News Corp has begun a national promotion scheme to offer customers who buy The Australian their local News Corp tabloid for just an extra 10 cents.

An extension of a current scheme operating in supermarkets, it will see customers able to buy the Oz and their local tabloid for $2.60. The Australian currently retails for $2.50.

“We have been running bundled promotions in supermarkets for a number of years now. This is simply extending it to newsagents so that customers can enjoy both The Australian and their local metro paper at a great price,” a spokesperson told Crikey today.

We reported yesterday this was taking place in Sydney with The Daily Telegraph. But Crikey understands the scheme is also rolling out in Queensland, Victoria and South Australia, with the customers able to buy the Monday-to-Friday editions of The Courier-Mail, Gold Coast Bulletin, Townsville Bulletin, Cairns Post, Herald Sun or Adelaide Advertiser for a pittance.

On weekends, those who buy the Weekend Australian will also have the option to buy the local weekend tabloid for an additional 70 cents, or a total of $4 for both papers. The offer lasts until July 19.

The discount will be available at newsagencies that act as local distributors with direct contracts with News Corp. “Retail” newsagencies, which buy papers from these distribution newsagencies, won’t be part of the program. Newsagencies that are part of the scheme usually receive a 25% margin on News Corp papers sold. Several newsagents have told Crikey its their understanding they’ll still receive that full margin from News Corp on tabloids sold through this promotion.
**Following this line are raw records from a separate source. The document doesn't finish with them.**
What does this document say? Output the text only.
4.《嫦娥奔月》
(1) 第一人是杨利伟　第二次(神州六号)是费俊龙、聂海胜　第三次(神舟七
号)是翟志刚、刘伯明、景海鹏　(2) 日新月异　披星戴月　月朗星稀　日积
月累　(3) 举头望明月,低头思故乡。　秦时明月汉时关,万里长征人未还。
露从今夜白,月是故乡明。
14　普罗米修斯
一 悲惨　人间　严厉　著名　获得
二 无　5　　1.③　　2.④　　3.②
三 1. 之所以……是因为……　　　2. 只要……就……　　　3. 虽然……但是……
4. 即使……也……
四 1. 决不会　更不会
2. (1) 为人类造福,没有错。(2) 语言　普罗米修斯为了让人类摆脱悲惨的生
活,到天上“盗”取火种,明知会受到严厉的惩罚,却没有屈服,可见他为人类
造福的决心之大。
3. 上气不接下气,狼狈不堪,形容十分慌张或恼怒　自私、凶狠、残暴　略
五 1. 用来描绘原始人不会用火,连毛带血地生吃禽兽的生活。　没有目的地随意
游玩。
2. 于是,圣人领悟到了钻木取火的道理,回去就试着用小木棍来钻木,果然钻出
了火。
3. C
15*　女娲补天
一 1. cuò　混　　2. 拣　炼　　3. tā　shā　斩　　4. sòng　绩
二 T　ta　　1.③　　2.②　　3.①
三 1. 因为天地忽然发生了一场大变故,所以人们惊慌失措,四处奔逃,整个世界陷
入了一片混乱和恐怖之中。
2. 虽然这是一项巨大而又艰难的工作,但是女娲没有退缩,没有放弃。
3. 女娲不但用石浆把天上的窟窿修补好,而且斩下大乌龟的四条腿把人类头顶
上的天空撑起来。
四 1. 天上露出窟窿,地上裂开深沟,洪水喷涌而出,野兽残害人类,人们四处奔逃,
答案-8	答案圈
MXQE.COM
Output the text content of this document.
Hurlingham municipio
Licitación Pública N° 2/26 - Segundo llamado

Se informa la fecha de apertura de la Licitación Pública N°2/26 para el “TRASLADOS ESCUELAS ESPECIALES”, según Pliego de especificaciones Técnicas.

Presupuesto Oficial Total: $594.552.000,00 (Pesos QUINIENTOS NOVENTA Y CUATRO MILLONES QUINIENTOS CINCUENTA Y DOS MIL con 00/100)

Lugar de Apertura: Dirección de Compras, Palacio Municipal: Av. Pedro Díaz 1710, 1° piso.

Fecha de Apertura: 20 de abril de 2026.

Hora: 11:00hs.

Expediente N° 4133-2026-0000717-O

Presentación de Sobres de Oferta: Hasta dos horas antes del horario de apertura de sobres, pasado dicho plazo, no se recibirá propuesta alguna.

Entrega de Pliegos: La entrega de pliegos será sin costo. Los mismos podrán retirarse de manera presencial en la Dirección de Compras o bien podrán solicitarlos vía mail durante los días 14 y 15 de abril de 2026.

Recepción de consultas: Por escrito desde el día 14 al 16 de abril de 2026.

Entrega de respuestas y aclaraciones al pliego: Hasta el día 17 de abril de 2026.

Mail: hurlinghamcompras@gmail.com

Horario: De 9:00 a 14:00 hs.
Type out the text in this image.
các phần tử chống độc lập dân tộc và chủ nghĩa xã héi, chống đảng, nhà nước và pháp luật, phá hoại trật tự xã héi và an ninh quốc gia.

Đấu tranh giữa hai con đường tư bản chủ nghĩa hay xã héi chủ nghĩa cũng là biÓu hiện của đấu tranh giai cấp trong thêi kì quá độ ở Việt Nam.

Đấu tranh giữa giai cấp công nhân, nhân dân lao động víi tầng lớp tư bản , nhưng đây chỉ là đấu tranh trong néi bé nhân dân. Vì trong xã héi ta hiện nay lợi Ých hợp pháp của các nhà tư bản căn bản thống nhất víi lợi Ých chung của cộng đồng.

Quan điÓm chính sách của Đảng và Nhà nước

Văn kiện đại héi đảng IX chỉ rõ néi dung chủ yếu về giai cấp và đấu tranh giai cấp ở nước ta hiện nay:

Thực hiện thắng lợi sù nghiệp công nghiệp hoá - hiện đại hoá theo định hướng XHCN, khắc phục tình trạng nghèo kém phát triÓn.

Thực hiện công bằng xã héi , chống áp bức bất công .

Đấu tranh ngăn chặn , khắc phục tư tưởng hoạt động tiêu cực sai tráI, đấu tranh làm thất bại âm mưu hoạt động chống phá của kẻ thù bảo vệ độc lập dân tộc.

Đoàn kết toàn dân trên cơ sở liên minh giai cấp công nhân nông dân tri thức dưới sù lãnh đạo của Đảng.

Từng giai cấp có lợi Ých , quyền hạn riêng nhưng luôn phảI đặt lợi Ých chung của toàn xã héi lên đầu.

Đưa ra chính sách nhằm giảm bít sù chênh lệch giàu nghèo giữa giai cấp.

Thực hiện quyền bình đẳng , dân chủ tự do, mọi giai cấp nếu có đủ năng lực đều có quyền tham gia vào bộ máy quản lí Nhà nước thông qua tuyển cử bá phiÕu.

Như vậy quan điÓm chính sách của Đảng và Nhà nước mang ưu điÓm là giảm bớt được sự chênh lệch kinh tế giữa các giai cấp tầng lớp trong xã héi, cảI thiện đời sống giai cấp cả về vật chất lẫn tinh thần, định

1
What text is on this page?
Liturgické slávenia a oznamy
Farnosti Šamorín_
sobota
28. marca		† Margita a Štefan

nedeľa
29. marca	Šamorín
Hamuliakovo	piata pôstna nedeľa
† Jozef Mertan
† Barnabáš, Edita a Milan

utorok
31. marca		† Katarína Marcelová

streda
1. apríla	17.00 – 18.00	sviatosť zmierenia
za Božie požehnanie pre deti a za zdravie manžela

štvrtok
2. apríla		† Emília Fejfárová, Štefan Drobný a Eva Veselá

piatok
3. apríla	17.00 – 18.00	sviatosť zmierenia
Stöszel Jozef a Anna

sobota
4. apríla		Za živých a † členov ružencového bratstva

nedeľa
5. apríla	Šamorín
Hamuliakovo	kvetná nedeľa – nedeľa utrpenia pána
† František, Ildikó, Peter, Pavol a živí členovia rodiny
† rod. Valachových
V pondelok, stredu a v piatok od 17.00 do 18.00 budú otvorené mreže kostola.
The magnitude of the discount has raised a few eyebrows. Newsagents Crikey spoke to mused that if News Corp wanted to boost circulations, there’d be little point offering the tabloids to Australian readers, as far fewer people read the broadsheet. But some speculate that the promotion might be designed to bring the tabloids to a more affluent, educated readership. One newsagent in Sydney’s inner west said that quite a few buyers of The Australian had taken up the 10 cent special offer for the Tele, but not one Tele reader was interested in buying The Australian and adding the Tele for 10 cents (the Tele retails for $1.40, the Oz for $2.50, so the total for both is $2.60, almost twice the price of the Tele alone).

Newsagents say News Corp has been trying to get the two-for-one offer working since June 6, but encountered difficulties fitting it with the accounting and stock systems of many newsagents. The difference between the prices of the Sunday papers and The Weekend Australian caused considerable accounting problems in the trialling of the offer earlier this month.

While the offer is relatively new for newspapers sold at newsagents, newsagent Mark Fletcher, who is also the CEO of newsagency point-of-sale software provider Tower Systems, says “the concept itself is not that unusual”. Bauer Media has regularly bundled magazines together in the past, while Pacific Magazines has occasionally done so in transit locations.